In the mid-1970s, when I lived in Providence the food wasn't very good. Sure there was great local seafood, especially clams and lobsters, but if you wanted to eat out, your choices were pretty much limited to diner food and Mafia Italian.

To get decent food I traveled to New York to buy ethnic ingredients, read cook books and taught myself how to cook.

Recently I had the chance to return to Rhode Island to write a series of food and travel articles. I spent two weeks traveling around the state, eating in a great variety of settings, from diners and beach-side clam shacks to upscale bistros and fine dining restaurants.

I discovered a lot has changed in Rhode Island.

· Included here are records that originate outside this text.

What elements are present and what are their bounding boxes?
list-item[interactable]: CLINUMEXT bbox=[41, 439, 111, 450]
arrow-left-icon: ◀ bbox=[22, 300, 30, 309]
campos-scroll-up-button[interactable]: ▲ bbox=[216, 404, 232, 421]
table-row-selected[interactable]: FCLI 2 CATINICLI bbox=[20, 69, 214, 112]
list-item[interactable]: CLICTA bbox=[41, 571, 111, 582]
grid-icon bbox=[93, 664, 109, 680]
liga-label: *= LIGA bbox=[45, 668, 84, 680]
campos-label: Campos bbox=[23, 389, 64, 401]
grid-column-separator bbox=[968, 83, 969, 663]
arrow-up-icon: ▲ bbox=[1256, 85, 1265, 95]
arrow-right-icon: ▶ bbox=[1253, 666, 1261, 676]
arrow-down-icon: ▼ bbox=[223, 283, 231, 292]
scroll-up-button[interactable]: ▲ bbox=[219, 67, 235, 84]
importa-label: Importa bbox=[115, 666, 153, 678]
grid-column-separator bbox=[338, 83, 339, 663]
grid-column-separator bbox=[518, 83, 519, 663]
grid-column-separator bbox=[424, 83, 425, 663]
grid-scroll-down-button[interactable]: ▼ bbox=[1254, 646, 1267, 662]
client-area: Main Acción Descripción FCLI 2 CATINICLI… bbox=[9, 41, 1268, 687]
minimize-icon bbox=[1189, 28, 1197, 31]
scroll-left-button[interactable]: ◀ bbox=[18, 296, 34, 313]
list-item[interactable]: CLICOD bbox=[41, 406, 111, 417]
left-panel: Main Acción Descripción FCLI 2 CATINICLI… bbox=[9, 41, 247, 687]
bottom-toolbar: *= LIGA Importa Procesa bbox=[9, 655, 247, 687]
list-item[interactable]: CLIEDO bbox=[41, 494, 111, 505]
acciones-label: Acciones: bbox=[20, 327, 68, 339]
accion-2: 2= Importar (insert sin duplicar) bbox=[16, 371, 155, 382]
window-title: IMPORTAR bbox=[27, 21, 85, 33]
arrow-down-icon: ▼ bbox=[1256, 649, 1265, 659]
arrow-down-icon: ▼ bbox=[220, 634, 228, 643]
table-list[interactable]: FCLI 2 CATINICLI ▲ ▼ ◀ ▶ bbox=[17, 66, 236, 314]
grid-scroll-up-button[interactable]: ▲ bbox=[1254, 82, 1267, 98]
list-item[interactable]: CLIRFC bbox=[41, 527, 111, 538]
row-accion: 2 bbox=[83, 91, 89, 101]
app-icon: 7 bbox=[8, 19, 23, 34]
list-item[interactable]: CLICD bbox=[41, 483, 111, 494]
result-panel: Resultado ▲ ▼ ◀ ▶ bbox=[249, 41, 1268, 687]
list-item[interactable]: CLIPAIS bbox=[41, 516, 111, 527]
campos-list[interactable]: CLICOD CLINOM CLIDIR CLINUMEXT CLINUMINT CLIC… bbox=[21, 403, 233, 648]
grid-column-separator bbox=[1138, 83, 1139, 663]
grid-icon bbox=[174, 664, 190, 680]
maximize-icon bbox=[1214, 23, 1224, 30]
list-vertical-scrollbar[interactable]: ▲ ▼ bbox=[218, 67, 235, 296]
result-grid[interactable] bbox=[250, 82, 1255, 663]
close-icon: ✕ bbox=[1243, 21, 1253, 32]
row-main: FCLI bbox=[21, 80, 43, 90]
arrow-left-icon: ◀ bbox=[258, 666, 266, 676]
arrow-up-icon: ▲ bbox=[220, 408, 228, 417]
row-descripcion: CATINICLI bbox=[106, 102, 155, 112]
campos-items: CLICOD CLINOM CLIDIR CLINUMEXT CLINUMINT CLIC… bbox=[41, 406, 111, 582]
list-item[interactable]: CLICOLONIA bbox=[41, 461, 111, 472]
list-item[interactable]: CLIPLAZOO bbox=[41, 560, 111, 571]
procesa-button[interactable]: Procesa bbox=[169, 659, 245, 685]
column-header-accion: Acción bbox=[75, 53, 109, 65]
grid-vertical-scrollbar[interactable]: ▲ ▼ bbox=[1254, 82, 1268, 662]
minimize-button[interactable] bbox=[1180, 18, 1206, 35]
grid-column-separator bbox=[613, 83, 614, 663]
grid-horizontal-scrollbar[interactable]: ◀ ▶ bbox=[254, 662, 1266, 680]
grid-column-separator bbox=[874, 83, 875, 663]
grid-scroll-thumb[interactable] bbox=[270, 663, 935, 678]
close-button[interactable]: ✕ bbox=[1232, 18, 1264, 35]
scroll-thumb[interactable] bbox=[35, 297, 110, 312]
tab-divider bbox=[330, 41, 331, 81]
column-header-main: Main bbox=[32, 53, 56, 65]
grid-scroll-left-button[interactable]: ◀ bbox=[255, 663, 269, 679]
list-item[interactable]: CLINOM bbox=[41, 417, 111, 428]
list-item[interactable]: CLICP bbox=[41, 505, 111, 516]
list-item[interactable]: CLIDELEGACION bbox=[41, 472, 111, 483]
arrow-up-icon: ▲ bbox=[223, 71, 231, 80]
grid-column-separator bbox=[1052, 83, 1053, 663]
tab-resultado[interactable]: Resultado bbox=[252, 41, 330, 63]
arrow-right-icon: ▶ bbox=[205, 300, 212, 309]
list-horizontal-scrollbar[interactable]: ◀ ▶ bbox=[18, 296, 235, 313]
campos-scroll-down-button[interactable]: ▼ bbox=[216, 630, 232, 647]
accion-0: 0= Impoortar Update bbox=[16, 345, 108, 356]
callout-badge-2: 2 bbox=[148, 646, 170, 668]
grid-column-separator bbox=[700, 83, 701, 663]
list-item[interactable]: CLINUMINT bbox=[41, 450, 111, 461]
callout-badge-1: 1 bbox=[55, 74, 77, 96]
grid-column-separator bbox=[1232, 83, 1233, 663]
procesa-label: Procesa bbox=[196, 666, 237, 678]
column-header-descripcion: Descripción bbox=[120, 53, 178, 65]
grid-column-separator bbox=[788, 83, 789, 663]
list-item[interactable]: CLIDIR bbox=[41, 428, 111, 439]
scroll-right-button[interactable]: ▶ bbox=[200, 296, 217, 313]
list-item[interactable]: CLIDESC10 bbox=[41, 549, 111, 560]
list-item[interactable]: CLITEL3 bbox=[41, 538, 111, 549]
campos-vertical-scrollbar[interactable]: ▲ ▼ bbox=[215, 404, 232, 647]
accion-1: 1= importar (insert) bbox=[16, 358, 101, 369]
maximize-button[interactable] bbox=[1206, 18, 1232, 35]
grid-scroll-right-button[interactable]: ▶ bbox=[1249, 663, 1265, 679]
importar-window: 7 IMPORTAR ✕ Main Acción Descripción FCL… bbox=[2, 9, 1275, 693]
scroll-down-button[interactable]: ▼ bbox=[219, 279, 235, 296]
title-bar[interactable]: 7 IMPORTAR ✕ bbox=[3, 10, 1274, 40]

The state is now home to dozens of passionate chefs with incredibly smart palates.

Johanne Killeen and George Germon (Al Forno), Brian Kingsford (Bacaro) Kevin Thiele (One Bellvue in the Hotel Viking), Kyle Ketchum (Spiced Pear in the Chanler Hotel), Champe Spiegle (Persimmon), Matt and Kate Jennings (Farmstead and La Laiterie), Ed Reposa (Thee "Red" Fez), Matt Gennuso (Chez Pascal), Ross Audino (Hotel Manisses), Bruce Tillinghast and Beau Vestal (New Rivers) to name a few.

Whether they're running a 10 or a 50 table restaurant, they want their customers to have the most satisfying experience possible. They care deeply about finding the best ingredients. They are constantly innovating and changing their menus. Good food is taken seriously in Rhode Island.

These are chefs with extraordinary energy. Like Derek Wagner, chef/owner of Nick's On Broadway. He is in the kitchen from the breakfast service at 7:00am until the restaurant closes at night. His energy, focus, and attention to details is mesmerizing. His food, delicious.

He is one of many.

The chefs know each other. They eat in one another's restaurants. They share ideas. They shop together. They help one another when needed. This is a community in the best sense of the word.

When I lived in Providence I had to fend for myself and that was good for my cooking. If I lived in Rhode Island today I might not have learned how to cook, but I probably wouldn't miss it. I'd be eating too well to notice.